Wednesday, January 9, 2013

Hobbesian conclusions of NRC panel

In Leviathon, Thomas Hobbes famously conjectured that life in the state of nature, with every man against every other, is "nasty, brutish, and short." A scientific report by a panel of the National Research Council, U.S. Health in International Perspective: Shorter Lives, Poorer Health, has concluded much the same thing about life in the U.S. in the 21st century.

From the report summary (bold from the original)
The panel was struck by the gravity of its findings. For many years, Americans have been dying at younger ages than people in almost all other high-income countries ... This disadvantage has been getting worse for three decades, especially among women. Not only are their lives shorter, but Americans also have a longstanding pattern of poorer health that is strikingly consistent and pervasive over the life course -- at birth, during childhood and adolescence, for young and middle-aged adults, and for older adults.
In almost every category you could imagine--infant health, injuries and homicides, sexually transmitted diseases, drug abuse, diabetes, heart disease--Americans suffered worse outcomes than most other developed countries, leading to especially high odds of dying before age 50.
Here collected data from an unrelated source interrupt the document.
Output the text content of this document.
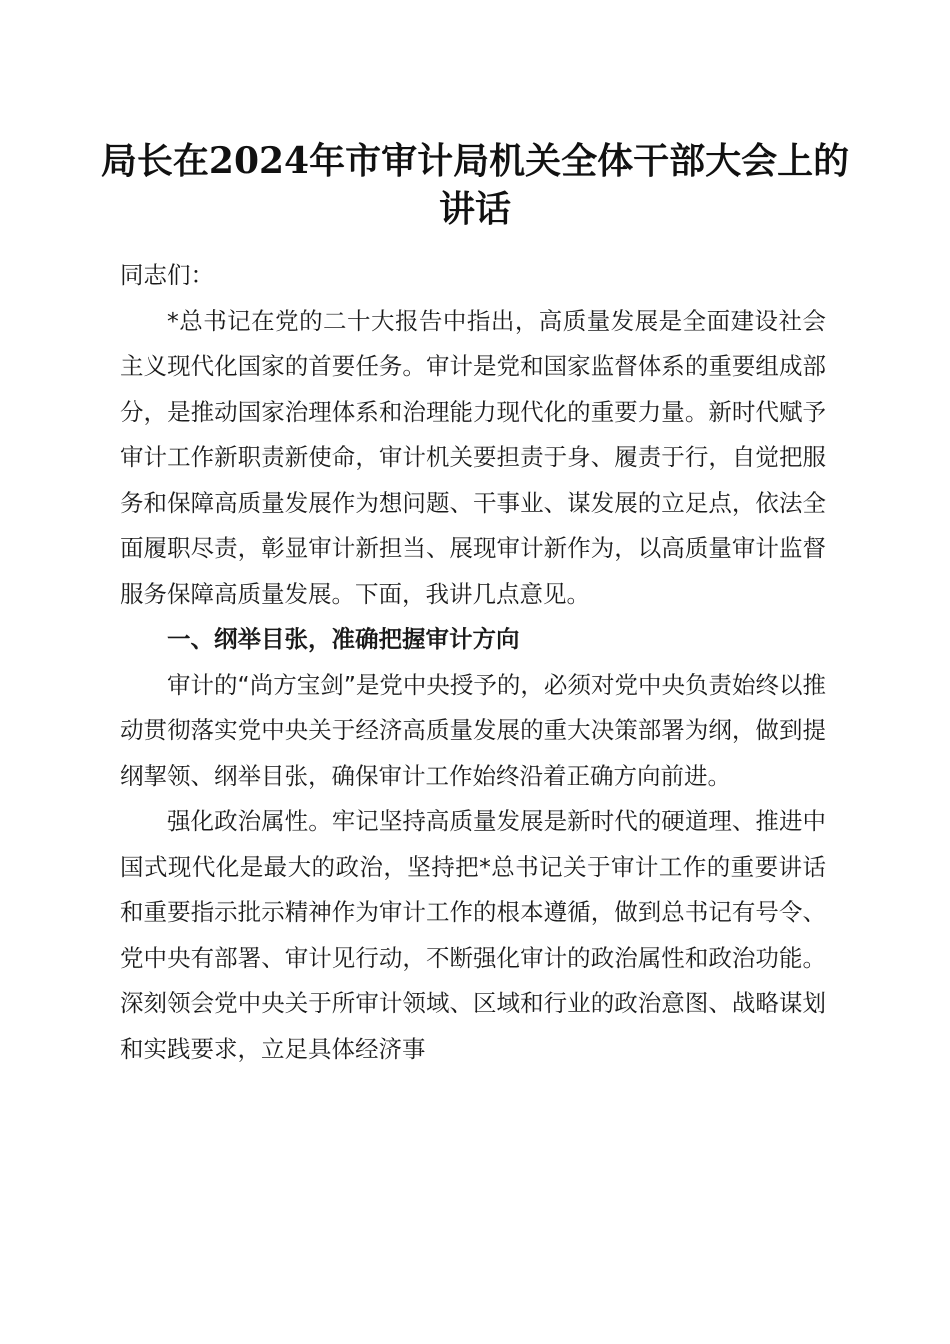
局长在2024年市审计局机关全体干部大会上的讲话

同志们：

*总书记在党的二十大报告中指出，高质量发展是全面建设社会主义现代化国家的首要任务。审计是党和国家监督体系的重要组成部分，是推动国家治理体系和治理能力现代化的重要力量。新时代赋予审计工作新职责新使命，审计机关要担责于身、履责于行，自觉把服务和保障高质量发展作为想问题、干事业、谋发展的立足点，依法全面履职尽责，彰显审计新担当、展现审计新作为，以高质量审计监督服务保障高质量发展。下面，我讲几点意见。

一、纲举目张，准确把握审计方向

审计的“尚方宝剑”是党中央授予的，必须对党中央负责始终以推动贯彻落实党中央关于经济高质量发展的重大决策部署为纲，做到提纲挈领、纲举目张，确保审计工作始终沿着正确方向前进。

强化政治属性。牢记坚持高质量发展是新时代的硬道理、推进中国式现代化是最大的政治，坚持把*总书记关于审计工作的重要讲话和重要指示批示精神作为审计工作的根本遵循，做到总书记有号令、党中央有部署、审计见行动，不断强化审计的政治属性和政治功能。深刻领会党中央关于所审计领域、区域和行业的政治意图、战略谋划和实践要求，立足具体经济事
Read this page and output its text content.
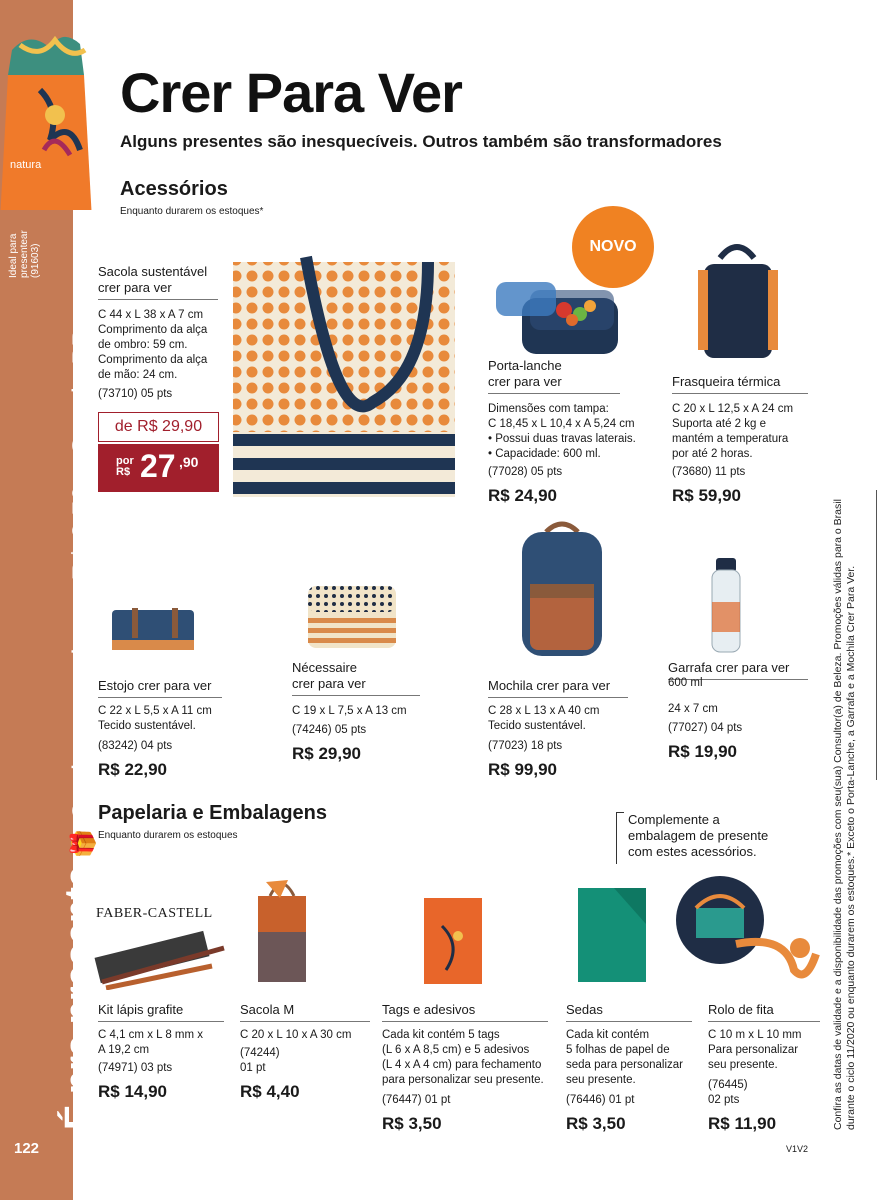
natura
Ideal para presentear (91603)
É pra presente 🎁 Qualquer produto + R$ 2,50 = Sacola PP
122
Crer Para Ver
Alguns presentes são inesquecíveis. Outros também são transformadores
Acessórios
Enquanto durarem os estoques*
Sacola sustentável
crer para ver
C 44 x L 38 x A 7 cm
Comprimento da alça
de ombro: 59 cm.
Comprimento da alça
de mão: 24 cm.
(73710) 05 pts
de R$ 29,90
por
R$ 27 ,90
NOVO
Porta-lanche
crer para ver
Dimensões com tampa:
C 18,45 x L 10,4 x A 5,24 cm
• Possui duas travas laterais.
• Capacidade: 600 ml.
(77028) 05 pts
R$ 24,90
Frasqueira térmica
C 20 x L 12,5 x A 24 cm
Suporta até 2 kg e
mantém a temperatura
por até 2 horas.
(73680) 11 pts
R$ 59,90
Estojo crer para ver
C 22 x L 5,5 x A 11 cm
Tecido sustentável.
(83242) 04 pts
R$ 22,90
Nécessaire
crer para ver
C 19 x L 7,5 x A 13 cm
(74246) 05 pts
R$ 29,90
Mochila crer para ver
C 28 x L 13 x A 40 cm
Tecido sustentável.
(77023) 18 pts
R$ 99,90
Garrafa crer para ver
600 ml
24 x 7 cm
(77027) 04 pts
R$ 19,90
Papelaria e Embalagens
Enquanto durarem os estoques
Complemente a
embalagem de presente
com estes acessórios.
FABER-CASTELL
Kit lápis grafite
C 4,1 cm x L 8 mm x
A 19,2 cm
(74971) 03 pts
R$ 14,90
Sacola M
C 20 x L 10 x A 30 cm
(74244)
01 pt
R$ 4,40
Tags e adesivos
Cada kit contém 5 tags
(L 6 x A 8,5 cm) e 5 adesivos
(L 4 x A 4 cm) para fechamento
para personalizar seu presente.
(76447) 01 pt
R$ 3,50
Sedas
Cada kit contém
5 folhas de papel de
seda para personalizar
seu presente.
(76446) 01 pt
R$ 3,50
Rolo de fita
C 10 m x L 10 mm
Para personalizar
seu presente.
(76445)
02 pts
R$ 11,90	Confira as datas de validade e a disponibilidade das promoções com seu(sua) Consultor(a) de Beleza. Promoções válidas para o Brasil durante o ciclo 11/2020 ou enquanto durarem os estoques.* Exceto o Porta-Lanche, a Garrafa e a Mochila Crer Para Ver.
V1V2
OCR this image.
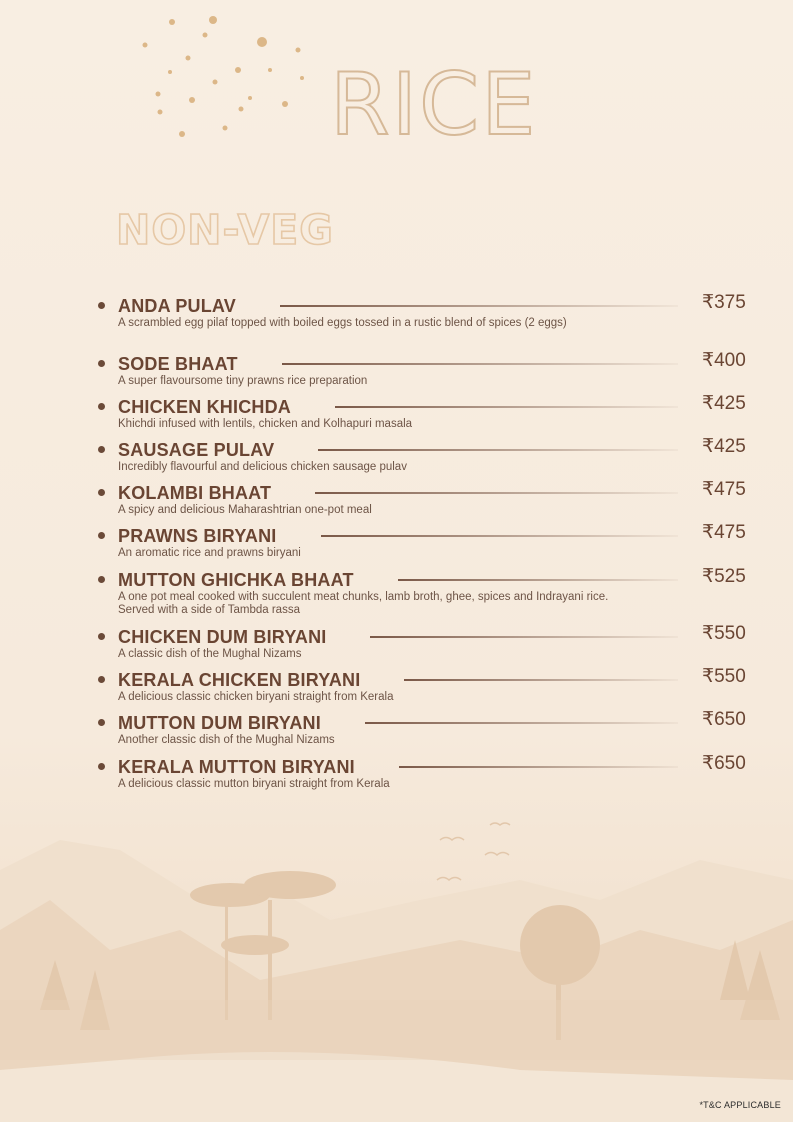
RICE
NON-VEG
ANDA PULAV	₹375
A scrambled egg pilaf topped with boiled eggs tossed in a rustic blend of spices (2 eggs)
SODE BHAAT	₹400
A super flavoursome tiny prawns rice preparation
CHICKEN KHICHDA	₹425
Khichdi infused with lentils, chicken and Kolhapuri masala
SAUSAGE PULAV	₹425
Incredibly flavourful and delicious chicken sausage pulav
KOLAMBI BHAAT	₹475
A spicy and delicious Maharashtrian one-pot meal
PRAWNS BIRYANI	₹475
An aromatic rice and prawns biryani
MUTTON GHICHKA BHAAT	₹525
A one pot meal cooked with succulent meat chunks, lamb broth, ghee, spices and Indrayani rice. Served with a side of Tambda rassa
CHICKEN DUM BIRYANI	₹550
A classic dish of the Mughal Nizams
KERALA CHICKEN BIRYANI	₹550
A delicious classic chicken biryani straight from Kerala
MUTTON DUM BIRYANI	₹650
Another classic dish of the Mughal Nizams
KERALA MUTTON BIRYANI	₹650
A delicious classic mutton biryani straight from Kerala
*T&C APPLICABLE
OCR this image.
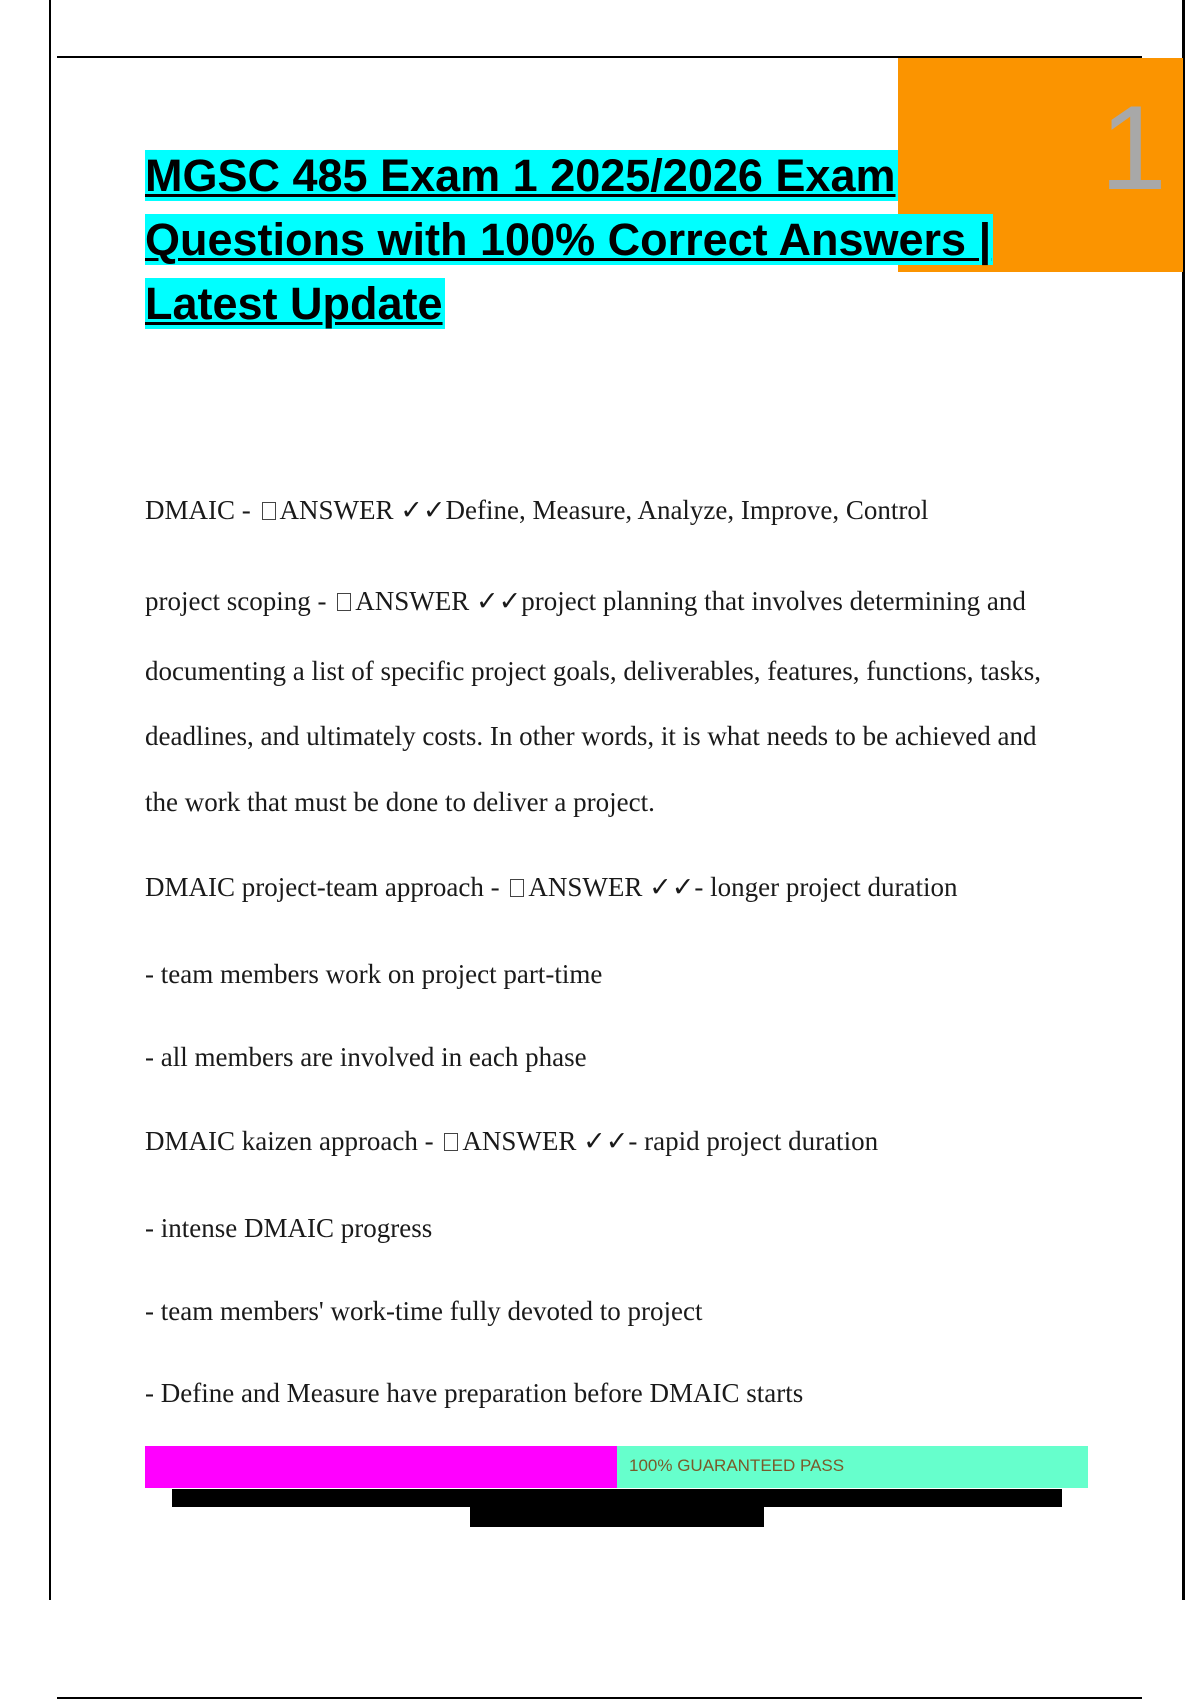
1
MGSC 485 Exam 1 2025/2026 Exam
Questions with 100% Correct Answers |
Latest Update
DMAIC - ANSWER ✓✓Define, Measure, Analyze, Improve, Control
project scoping - ANSWER ✓✓project planning that involves determining and
documenting a list of specific project goals, deliverables, features, functions, tasks,
deadlines, and ultimately costs. In other words, it is what needs to be achieved and
the work that must be done to deliver a project.
DMAIC project-team approach - ANSWER ✓✓- longer project duration
- team members work on project part-time
- all members are involved in each phase
DMAIC kaizen approach - ANSWER ✓✓- rapid project duration
- intense DMAIC progress
- team members' work-time fully devoted to project
- Define and Measure have preparation before DMAIC starts
100% GUARANTEED PASS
Even worse, the reasons for these disparities are as unnecessary as they are tragic. The panel cited gaps in our health system (especially the lack of insurance), poor health behaviors (especially over-eating and drug abuse), accidents, violence (especially the availability of firearms), poverty, social immobility, and physical environments that discourage natural exercise. As the NRC panel states, "The tragedy is not that the United States is losing a contest with other countries, but that Americans are dying and suffering from illness and injury at rates that are demonstrably unnecessary."

Many of these gaps are addressable, but one party seems determined to widen, rather than close, nearly every addressable one. That party's fiercely professed "respect for life" is belied by a host of policies that promote death.